UPCEL 2024: Paula Wood explores how films communicate meanings beyond the verbal mode
Our team member Paula Wood participated in the 5th International UCM Predoctoral Conference on English Linguistics (UPCEL), celebrated on the 23rd-24th January 2024 at the Universidad Complutense de Madrid (Spain). In her talk, titled “Beyond the verbal mode: Analysing audiovisual materials for the EFL classroom”, she presented her corpus of films and series for the English as a Foreign Language classroom and she explored the results of the multimodal analysis of two scenes from the film Hidden Figures. She then offered different exploitation suggestions based on these results, aimed at developing students’ multimodal communicative competence and their linguistic, visual and media literacy skills.

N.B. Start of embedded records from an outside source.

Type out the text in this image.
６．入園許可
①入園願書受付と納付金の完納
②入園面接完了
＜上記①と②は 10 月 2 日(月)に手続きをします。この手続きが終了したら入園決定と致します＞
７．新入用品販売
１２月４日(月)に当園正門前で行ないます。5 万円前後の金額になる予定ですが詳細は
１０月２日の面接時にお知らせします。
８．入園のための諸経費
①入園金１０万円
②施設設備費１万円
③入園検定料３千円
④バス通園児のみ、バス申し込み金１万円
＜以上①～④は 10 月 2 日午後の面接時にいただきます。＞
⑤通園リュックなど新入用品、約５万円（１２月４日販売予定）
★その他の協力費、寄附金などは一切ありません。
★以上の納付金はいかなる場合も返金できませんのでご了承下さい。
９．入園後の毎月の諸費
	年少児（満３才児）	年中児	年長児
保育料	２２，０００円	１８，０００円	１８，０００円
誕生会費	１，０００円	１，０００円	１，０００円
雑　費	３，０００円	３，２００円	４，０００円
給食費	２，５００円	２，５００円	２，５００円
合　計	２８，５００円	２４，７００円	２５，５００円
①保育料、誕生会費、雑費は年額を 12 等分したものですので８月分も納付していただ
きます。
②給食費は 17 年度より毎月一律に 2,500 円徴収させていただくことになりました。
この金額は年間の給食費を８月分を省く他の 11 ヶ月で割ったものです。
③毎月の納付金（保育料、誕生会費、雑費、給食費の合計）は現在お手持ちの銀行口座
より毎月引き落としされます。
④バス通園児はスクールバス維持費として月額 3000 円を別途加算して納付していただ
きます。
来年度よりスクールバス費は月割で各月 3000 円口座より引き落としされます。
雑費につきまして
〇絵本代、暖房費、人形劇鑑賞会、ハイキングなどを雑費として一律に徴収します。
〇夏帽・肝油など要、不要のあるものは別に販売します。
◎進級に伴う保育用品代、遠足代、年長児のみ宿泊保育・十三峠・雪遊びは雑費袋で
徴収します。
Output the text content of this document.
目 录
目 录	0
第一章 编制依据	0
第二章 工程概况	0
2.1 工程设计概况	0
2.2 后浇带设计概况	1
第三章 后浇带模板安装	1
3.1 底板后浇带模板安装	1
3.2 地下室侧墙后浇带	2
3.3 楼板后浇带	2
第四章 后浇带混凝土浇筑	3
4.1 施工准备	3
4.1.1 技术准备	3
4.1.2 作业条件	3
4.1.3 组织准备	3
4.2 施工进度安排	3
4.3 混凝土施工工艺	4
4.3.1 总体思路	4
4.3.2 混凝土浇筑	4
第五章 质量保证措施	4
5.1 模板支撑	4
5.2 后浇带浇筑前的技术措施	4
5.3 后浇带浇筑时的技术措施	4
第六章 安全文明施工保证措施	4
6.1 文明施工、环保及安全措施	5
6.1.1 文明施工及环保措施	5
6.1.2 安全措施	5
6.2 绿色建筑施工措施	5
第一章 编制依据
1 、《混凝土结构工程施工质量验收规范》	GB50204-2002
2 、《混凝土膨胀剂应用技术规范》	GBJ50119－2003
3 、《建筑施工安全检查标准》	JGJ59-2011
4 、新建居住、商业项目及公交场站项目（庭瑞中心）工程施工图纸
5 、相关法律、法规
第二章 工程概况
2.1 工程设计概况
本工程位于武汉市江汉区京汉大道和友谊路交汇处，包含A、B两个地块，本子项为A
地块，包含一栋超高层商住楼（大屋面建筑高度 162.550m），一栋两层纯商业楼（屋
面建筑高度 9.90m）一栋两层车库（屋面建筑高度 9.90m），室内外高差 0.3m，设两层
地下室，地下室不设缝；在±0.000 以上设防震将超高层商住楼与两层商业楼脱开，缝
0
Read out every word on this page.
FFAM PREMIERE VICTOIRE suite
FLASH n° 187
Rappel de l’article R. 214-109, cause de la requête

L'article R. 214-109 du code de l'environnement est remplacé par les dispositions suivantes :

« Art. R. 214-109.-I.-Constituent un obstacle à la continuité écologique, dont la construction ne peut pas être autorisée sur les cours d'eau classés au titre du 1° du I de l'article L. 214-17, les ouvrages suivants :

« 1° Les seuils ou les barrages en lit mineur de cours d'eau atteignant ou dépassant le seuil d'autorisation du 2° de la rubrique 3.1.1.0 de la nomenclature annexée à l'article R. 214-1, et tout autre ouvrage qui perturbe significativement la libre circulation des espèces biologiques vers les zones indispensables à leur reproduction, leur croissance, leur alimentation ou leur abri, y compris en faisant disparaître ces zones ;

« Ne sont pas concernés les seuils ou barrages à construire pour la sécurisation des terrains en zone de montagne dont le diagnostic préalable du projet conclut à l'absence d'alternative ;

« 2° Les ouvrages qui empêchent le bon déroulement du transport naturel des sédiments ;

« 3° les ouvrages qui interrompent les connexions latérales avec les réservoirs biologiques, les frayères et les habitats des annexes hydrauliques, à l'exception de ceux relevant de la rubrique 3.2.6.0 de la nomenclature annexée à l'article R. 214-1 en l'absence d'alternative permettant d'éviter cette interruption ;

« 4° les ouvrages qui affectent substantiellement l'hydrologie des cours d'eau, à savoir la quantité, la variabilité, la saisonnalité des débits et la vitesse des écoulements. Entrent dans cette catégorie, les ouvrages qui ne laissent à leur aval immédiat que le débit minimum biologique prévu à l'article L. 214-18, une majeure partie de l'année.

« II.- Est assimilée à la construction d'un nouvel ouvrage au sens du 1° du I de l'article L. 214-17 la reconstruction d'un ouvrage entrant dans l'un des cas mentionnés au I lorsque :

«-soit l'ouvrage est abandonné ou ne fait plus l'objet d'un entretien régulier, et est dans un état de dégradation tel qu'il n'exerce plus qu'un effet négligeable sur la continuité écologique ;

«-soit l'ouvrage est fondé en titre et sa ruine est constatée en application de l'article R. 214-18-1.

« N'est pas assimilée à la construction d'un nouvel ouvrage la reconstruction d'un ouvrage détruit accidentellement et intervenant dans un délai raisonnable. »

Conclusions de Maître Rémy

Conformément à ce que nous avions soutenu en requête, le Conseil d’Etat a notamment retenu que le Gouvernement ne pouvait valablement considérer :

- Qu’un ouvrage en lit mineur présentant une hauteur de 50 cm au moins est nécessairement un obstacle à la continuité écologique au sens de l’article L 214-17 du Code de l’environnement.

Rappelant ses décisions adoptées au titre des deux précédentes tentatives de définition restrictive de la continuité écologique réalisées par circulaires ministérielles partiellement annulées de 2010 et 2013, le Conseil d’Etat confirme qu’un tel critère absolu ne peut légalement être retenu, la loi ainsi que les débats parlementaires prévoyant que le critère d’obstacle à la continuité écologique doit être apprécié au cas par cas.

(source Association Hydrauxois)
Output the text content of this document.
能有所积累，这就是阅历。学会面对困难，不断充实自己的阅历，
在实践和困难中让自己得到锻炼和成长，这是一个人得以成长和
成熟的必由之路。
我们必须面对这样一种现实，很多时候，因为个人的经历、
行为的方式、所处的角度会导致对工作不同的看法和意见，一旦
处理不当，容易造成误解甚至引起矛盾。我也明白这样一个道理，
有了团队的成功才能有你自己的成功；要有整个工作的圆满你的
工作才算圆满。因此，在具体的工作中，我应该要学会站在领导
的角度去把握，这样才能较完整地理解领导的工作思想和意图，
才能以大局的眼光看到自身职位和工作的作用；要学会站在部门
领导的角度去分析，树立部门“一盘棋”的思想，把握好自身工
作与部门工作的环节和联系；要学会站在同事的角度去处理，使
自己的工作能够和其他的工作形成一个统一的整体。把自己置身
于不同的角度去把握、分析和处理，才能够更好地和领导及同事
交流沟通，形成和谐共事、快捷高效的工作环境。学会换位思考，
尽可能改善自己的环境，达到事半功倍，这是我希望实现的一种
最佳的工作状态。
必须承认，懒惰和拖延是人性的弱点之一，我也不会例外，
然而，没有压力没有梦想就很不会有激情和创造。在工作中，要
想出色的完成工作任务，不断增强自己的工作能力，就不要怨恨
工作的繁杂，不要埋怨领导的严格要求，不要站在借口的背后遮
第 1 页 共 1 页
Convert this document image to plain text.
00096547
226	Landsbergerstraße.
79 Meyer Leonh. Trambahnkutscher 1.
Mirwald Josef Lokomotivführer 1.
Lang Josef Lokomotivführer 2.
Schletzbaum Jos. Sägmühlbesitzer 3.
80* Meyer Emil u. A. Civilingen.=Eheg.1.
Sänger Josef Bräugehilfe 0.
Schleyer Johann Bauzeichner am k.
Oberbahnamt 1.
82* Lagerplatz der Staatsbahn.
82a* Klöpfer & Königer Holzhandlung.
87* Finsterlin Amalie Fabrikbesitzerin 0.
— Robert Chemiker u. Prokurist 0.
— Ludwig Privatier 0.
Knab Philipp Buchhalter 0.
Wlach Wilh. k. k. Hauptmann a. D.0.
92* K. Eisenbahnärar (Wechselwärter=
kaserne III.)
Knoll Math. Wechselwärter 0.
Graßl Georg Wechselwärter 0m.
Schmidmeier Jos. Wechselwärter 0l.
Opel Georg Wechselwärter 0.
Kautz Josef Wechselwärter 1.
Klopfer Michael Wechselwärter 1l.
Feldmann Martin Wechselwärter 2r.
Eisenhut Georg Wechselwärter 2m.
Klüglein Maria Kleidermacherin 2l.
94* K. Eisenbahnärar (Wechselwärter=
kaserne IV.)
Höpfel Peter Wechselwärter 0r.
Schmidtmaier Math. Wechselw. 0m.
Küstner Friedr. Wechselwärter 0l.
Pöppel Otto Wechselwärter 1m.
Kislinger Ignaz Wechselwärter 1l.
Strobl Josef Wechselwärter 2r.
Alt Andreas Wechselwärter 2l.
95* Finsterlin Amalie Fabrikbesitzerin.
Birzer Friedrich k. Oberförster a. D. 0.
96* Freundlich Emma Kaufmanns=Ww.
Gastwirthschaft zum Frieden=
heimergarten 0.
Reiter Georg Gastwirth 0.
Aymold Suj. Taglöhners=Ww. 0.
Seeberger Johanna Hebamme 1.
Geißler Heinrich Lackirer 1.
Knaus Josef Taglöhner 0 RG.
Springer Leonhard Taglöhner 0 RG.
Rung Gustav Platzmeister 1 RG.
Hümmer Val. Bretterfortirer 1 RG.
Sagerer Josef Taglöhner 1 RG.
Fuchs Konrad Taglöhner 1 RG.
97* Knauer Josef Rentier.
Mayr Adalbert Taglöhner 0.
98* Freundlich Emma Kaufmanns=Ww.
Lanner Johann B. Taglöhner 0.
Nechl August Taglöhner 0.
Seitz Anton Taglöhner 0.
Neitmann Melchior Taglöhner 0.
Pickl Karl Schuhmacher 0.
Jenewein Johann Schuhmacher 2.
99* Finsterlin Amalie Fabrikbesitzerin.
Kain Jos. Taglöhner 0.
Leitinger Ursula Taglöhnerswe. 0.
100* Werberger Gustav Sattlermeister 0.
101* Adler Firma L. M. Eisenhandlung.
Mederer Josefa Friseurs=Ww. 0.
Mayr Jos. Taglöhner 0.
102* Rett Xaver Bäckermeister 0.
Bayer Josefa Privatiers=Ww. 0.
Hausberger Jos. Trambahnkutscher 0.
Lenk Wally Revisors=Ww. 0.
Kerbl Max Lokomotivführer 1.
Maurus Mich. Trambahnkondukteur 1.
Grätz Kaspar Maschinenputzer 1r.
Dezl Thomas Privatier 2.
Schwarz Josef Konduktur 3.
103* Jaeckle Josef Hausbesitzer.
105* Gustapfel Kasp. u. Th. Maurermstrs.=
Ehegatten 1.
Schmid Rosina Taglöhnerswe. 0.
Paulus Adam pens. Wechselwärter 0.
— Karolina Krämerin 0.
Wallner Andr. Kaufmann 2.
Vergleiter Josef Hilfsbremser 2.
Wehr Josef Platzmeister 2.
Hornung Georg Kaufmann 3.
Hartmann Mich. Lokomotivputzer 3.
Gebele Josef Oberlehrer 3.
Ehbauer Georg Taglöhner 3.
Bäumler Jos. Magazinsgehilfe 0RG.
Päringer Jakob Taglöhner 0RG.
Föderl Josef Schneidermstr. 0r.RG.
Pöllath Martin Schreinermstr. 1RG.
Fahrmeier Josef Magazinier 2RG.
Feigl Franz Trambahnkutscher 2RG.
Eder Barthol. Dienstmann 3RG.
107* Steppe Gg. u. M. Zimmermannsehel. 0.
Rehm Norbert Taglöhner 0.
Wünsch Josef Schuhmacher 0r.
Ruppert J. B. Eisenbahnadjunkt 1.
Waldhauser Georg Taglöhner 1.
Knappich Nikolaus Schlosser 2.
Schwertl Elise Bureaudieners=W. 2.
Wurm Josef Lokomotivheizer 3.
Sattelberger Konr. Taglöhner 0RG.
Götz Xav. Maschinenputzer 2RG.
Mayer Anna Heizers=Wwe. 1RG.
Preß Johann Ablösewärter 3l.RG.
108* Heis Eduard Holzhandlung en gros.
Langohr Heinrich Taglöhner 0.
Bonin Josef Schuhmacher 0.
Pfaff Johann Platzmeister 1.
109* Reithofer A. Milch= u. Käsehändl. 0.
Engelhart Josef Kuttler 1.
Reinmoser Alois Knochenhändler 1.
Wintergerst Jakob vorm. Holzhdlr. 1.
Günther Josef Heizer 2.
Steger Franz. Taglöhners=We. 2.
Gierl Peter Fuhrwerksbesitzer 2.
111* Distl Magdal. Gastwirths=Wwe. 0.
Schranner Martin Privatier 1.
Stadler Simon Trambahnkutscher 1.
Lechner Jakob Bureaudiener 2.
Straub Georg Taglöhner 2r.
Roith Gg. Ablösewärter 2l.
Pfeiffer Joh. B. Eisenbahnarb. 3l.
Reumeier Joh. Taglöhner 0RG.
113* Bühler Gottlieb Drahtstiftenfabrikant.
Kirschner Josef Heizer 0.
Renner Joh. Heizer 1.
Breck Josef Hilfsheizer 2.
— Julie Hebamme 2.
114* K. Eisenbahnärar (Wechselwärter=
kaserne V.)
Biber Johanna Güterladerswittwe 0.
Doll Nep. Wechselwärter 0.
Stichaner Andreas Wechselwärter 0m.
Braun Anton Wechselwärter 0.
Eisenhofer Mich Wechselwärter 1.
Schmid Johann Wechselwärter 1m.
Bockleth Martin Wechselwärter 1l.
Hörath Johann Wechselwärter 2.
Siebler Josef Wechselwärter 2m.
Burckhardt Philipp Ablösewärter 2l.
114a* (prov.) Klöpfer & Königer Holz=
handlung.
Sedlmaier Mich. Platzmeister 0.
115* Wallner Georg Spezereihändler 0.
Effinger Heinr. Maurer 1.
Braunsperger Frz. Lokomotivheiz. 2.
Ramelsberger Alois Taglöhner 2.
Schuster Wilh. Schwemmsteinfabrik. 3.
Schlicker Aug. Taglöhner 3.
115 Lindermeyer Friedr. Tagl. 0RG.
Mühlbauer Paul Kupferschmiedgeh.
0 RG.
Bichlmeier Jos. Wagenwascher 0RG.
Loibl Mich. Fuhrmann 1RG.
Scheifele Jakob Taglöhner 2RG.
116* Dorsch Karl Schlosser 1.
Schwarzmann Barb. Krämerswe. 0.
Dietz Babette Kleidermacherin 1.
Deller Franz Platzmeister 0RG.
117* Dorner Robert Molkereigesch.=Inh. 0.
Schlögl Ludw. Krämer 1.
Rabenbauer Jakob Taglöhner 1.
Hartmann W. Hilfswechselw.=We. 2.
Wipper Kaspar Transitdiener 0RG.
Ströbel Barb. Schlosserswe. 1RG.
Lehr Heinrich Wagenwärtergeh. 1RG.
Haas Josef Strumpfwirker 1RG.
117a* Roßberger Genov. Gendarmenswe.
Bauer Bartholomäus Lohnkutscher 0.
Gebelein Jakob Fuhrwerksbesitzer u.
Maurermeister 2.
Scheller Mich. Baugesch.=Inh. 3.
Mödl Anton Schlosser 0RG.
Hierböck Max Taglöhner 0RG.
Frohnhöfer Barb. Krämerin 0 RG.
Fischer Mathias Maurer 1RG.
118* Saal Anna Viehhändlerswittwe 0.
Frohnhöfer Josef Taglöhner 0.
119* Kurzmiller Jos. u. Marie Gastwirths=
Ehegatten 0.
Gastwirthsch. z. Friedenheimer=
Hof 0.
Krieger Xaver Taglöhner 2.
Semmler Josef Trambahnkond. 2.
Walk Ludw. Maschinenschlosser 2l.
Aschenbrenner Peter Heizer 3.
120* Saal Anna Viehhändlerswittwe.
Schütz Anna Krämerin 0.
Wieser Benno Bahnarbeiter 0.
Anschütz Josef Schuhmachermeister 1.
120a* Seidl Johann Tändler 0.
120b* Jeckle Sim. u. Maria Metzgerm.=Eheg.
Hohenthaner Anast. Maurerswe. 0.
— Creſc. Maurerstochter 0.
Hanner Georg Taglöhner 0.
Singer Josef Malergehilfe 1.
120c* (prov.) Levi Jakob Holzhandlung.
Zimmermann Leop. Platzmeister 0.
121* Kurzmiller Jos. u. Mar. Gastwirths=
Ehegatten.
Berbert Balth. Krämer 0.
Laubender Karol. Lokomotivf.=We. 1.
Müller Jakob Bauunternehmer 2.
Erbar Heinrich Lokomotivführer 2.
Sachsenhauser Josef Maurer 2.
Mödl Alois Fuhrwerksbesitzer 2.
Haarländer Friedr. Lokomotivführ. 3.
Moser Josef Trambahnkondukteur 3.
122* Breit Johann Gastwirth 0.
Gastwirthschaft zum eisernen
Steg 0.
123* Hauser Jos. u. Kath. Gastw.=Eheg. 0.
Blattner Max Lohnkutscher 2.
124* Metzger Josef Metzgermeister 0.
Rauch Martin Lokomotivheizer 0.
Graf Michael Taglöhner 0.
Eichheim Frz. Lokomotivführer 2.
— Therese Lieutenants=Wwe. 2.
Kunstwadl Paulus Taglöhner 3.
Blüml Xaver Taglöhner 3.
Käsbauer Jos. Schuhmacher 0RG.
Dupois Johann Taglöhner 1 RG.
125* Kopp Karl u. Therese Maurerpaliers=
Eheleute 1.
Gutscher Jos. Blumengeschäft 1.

The full abstract of her talk can be consulted as follows:
Beyond the verbal mode: Analysing audiovisual materials for the EFL classroom
It is well attested that communication has evolved during the last decades due to the advances in technology and the media. Teenagers today regularly engage with audiovisual texts in their daily lives and are great consumers of films and series in particular due to the rise of numerous streaming platforms. Films and series, as multimodal ensembles, orchestrate diverse modes to make meaning (Serafini 2014). Because of their multimodal nature, and because of their benefits as a source of simulated naturalistic speech (Bednarek 2018), many teachers have currently normalised their use in their English as a Foreign Language (EFL) lessons. In order to ensure the message is fully understood, not only attention to the verbal mode (that is, the dialogue) needs to be paid, but also to other modes (visual, aural, gestural, spatial) involved. Such combination of modes should inform the exploitation of these audiovisual materials in the EFL classroom (Donaghy 2019).
In this paper I will present my corpus CAMELLS (Corpus of Audiovisual Materials for English Language Learning in Secondary), which encompasses a selection of films and series and scenes from them for each academic year of the Secondary Education EFL classroom. In particular in this paper I will aim to answer the following questions: How can we analyse audiovisual texts beyond the verbal mode? Which are the salient verbal and non-verbal modes in the scenes analysed and how do they combine to create meaning? How can the analysis be used for EFL learning?
Drawing on Kress & van Leeuwen (2006) and Norris (2004), a taxonomy used for the multimodal analysis of these materials is proposed and illustrated with a sample of scenes, in which it becomes clear how meaning is made using different modes and how some of them prevail over the others. This analysis is carried out through the software NVivo12. As it will be seen, the results obtained in terms of the most salient modes in the scenes should inform their exploitation in the classroom to develop students’ multimodal communicative competence and their multiliteracies (Cope & Kalantzis 2015).